Dae, a design shop and café in Brooklyn, USA, has had a no-laptop policy since it opened this year. Yet, influencers have been sweeping in to photograph the hyper-styled food and homeware (sometimes without buying anything!). Now, cameras, tripods and making Reels and TikToks are banned. You can do “quick snaps” at your own table. We stan.

- 3
Feeling like a virgin.
Madonna: A Rebel Life, by Mary Gabriel is 800 pages long, fast-paced and tells us so much we don’t know. Early jobs, getting fired, moments of fear, dating artist Jean-Michel Basquiat before they were both famous.

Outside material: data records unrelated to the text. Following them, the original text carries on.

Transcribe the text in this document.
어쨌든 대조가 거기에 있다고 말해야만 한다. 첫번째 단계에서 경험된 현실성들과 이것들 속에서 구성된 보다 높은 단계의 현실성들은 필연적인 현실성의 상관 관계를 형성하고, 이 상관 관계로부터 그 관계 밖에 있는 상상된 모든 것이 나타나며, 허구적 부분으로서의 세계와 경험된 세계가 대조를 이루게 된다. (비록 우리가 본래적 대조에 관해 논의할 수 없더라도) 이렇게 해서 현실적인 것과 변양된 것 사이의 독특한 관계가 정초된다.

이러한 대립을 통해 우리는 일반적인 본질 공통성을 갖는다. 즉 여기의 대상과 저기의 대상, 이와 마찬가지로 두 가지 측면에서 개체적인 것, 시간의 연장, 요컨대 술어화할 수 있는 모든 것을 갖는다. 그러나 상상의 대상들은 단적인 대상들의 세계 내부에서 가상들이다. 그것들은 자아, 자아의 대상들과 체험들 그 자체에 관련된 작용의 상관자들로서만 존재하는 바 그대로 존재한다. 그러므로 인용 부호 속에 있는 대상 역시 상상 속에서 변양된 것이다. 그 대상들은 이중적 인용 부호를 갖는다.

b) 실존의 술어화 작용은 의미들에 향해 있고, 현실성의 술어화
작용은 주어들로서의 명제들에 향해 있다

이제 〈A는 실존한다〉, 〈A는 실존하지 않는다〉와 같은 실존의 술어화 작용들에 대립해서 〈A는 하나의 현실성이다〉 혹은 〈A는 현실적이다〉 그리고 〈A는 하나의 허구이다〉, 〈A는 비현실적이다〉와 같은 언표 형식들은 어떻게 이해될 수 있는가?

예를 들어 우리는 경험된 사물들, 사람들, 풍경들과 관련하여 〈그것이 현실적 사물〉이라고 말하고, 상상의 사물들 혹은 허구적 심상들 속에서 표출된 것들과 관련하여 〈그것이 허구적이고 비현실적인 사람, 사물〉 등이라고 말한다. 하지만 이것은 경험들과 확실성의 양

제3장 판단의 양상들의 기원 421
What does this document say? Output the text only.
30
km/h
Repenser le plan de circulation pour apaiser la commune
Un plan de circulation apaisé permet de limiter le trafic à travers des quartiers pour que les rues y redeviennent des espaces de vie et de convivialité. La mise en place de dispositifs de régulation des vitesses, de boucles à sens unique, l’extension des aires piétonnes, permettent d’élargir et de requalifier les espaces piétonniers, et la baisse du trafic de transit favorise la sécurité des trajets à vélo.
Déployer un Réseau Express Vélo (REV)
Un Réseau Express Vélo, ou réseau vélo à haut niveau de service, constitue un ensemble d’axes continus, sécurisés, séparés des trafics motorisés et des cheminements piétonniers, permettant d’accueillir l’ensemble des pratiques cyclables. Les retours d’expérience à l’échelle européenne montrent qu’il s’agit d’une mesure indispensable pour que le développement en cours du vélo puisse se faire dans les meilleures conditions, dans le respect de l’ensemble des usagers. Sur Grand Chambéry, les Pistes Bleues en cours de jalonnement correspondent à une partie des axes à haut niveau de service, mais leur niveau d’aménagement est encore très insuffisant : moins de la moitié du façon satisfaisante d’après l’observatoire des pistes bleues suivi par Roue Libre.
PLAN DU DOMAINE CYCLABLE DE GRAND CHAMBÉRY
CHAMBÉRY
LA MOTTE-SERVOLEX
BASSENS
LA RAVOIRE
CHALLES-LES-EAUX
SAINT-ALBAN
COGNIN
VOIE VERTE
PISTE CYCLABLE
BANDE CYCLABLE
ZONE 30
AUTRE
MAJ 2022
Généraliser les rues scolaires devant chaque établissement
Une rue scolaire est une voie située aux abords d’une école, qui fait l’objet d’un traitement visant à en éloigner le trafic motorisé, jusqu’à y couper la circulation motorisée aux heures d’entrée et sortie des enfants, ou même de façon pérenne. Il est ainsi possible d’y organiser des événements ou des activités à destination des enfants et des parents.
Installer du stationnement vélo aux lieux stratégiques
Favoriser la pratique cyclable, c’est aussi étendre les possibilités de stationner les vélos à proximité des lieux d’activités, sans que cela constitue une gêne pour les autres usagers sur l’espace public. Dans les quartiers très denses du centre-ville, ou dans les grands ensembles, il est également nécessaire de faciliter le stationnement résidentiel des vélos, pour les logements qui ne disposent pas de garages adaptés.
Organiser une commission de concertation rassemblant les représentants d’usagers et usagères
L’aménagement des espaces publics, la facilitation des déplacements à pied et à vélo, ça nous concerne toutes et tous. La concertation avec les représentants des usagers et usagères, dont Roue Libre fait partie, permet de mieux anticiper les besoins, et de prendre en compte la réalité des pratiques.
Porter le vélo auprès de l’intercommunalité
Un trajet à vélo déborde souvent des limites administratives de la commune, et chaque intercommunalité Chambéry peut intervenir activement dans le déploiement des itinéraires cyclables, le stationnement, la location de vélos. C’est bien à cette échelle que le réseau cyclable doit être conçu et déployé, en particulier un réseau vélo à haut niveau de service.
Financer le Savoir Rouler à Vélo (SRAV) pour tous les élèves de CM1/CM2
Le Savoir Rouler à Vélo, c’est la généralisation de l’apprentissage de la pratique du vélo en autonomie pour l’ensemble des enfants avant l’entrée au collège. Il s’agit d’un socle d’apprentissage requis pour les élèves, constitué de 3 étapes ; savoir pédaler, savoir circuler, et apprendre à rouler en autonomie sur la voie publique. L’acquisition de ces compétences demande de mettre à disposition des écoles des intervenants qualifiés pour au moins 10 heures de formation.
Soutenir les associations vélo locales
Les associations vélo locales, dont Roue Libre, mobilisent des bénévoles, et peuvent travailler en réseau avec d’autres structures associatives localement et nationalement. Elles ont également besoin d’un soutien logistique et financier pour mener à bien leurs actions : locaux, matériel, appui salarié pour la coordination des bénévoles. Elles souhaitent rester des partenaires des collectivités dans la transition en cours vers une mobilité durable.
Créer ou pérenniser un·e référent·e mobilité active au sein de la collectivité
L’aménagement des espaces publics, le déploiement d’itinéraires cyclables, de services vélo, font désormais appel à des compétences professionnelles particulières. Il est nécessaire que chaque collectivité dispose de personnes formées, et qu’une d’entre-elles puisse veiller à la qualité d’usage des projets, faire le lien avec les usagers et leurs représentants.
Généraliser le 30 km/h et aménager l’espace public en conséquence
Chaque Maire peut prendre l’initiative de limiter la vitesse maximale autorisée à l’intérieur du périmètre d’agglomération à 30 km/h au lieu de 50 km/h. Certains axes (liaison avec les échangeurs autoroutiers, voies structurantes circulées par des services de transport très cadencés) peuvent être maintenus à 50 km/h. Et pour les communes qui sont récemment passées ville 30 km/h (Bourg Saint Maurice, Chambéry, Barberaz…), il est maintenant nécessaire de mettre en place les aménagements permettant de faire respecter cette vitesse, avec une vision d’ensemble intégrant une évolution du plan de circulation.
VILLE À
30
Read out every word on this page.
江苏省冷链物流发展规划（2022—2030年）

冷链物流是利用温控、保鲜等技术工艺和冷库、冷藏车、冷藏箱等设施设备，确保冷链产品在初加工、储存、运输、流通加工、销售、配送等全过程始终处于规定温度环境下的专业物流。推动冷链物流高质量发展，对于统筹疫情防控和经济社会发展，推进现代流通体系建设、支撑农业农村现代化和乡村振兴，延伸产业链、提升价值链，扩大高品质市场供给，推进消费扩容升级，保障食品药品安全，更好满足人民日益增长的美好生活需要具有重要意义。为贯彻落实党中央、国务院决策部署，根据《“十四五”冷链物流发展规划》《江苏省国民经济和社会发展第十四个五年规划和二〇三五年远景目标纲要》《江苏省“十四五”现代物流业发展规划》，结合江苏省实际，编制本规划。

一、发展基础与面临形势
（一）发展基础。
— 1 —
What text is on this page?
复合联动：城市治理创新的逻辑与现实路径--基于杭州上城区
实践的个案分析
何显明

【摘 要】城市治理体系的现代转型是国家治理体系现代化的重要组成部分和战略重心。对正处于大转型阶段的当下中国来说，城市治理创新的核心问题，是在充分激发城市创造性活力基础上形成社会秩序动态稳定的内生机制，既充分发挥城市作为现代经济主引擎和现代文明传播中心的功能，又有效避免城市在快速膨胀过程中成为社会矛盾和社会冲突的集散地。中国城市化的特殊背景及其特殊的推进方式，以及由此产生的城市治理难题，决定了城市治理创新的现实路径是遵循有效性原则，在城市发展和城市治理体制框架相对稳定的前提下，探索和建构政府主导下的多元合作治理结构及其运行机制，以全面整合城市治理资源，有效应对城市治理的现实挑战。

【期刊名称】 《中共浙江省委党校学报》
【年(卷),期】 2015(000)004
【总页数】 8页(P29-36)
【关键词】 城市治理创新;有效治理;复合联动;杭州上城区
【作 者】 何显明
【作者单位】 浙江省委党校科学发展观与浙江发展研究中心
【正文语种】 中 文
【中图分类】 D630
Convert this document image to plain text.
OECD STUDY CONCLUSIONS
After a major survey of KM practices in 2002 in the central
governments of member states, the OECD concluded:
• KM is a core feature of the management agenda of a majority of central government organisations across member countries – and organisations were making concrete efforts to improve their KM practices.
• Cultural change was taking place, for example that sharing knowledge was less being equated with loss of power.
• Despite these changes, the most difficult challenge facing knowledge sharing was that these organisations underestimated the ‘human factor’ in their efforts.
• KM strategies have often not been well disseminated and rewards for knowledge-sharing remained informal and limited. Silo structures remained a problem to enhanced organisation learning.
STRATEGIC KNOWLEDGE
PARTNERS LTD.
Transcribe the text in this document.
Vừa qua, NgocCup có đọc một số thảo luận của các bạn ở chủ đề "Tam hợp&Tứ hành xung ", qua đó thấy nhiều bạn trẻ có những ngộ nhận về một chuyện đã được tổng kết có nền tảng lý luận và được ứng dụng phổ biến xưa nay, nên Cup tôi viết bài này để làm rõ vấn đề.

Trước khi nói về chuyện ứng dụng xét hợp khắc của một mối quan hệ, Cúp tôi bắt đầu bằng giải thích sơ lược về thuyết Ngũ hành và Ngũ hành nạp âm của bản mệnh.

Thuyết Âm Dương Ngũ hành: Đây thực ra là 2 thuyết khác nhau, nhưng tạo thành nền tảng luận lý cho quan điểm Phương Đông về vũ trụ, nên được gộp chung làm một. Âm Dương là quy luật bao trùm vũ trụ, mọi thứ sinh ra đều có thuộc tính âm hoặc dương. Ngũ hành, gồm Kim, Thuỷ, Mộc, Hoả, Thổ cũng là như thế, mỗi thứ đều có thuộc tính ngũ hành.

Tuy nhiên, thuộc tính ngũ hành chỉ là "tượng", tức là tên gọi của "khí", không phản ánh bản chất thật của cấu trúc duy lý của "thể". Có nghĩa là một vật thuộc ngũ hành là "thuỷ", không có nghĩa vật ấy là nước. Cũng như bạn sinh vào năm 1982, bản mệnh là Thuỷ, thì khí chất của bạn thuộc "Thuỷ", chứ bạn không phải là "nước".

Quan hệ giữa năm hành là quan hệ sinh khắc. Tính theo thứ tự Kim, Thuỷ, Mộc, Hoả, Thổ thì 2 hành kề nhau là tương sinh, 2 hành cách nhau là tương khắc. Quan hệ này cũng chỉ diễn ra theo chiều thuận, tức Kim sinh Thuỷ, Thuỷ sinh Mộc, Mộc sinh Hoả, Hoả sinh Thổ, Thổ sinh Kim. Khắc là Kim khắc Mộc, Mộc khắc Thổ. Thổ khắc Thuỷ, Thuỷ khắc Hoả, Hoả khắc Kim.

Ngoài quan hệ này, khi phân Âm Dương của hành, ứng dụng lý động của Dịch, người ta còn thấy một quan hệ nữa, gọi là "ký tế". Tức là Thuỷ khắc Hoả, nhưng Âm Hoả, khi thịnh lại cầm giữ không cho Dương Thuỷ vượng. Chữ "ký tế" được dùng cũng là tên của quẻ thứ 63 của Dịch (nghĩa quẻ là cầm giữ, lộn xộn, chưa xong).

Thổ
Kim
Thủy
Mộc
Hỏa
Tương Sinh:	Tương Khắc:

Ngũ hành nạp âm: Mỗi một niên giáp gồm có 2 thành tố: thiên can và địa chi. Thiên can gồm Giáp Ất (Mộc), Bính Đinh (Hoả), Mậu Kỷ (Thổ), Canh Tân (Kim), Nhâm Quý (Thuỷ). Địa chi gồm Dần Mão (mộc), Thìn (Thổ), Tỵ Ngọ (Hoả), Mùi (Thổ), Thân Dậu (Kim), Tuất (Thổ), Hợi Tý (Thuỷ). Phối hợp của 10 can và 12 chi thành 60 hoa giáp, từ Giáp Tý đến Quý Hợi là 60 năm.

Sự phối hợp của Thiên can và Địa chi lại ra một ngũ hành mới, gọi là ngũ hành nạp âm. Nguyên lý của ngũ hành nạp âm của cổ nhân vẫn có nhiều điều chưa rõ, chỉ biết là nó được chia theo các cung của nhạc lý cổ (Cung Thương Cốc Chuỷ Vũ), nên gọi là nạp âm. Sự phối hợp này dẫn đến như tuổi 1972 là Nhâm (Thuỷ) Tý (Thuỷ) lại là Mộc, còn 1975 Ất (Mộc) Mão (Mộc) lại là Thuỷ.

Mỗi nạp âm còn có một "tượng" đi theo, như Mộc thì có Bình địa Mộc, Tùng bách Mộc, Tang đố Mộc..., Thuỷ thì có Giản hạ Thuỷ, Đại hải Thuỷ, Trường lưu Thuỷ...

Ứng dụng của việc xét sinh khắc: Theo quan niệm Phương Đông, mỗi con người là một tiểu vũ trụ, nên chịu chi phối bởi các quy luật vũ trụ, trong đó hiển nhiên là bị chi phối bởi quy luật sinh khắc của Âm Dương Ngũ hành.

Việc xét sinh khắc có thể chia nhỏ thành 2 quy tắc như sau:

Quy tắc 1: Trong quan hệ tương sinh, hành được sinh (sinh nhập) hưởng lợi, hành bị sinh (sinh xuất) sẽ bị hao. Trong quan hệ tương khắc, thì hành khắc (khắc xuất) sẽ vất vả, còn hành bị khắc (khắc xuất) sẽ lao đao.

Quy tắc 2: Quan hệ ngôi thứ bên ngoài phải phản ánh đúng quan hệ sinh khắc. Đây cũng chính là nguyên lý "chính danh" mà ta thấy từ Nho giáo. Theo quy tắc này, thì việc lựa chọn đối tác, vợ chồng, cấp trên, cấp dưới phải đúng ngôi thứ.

We like our biographies like this: With meat, not sugar.

- 4
Making vacay plans.
A new policy requires every beach shack in Goa to put fish-curry rice on the menu. The timings are stricter (7am -11pm), UPI payments are more easily available, there are portable toilets and active CCTVs. Finally, the clean, safe, authentic Goa we’d been promised.

- 5
Keeping it secret.
Why are spy shows and films so dull these days? Vishal Bhardwaj’s Khufiya on Netflix had everything going for it (even Tabu, playing a RAW agent!). So why is it determinedly predictable, lacking shock and surprise? Even Mr & Mrs Smith and Spy Kids made the job look good. Wait, is actual spy work boring?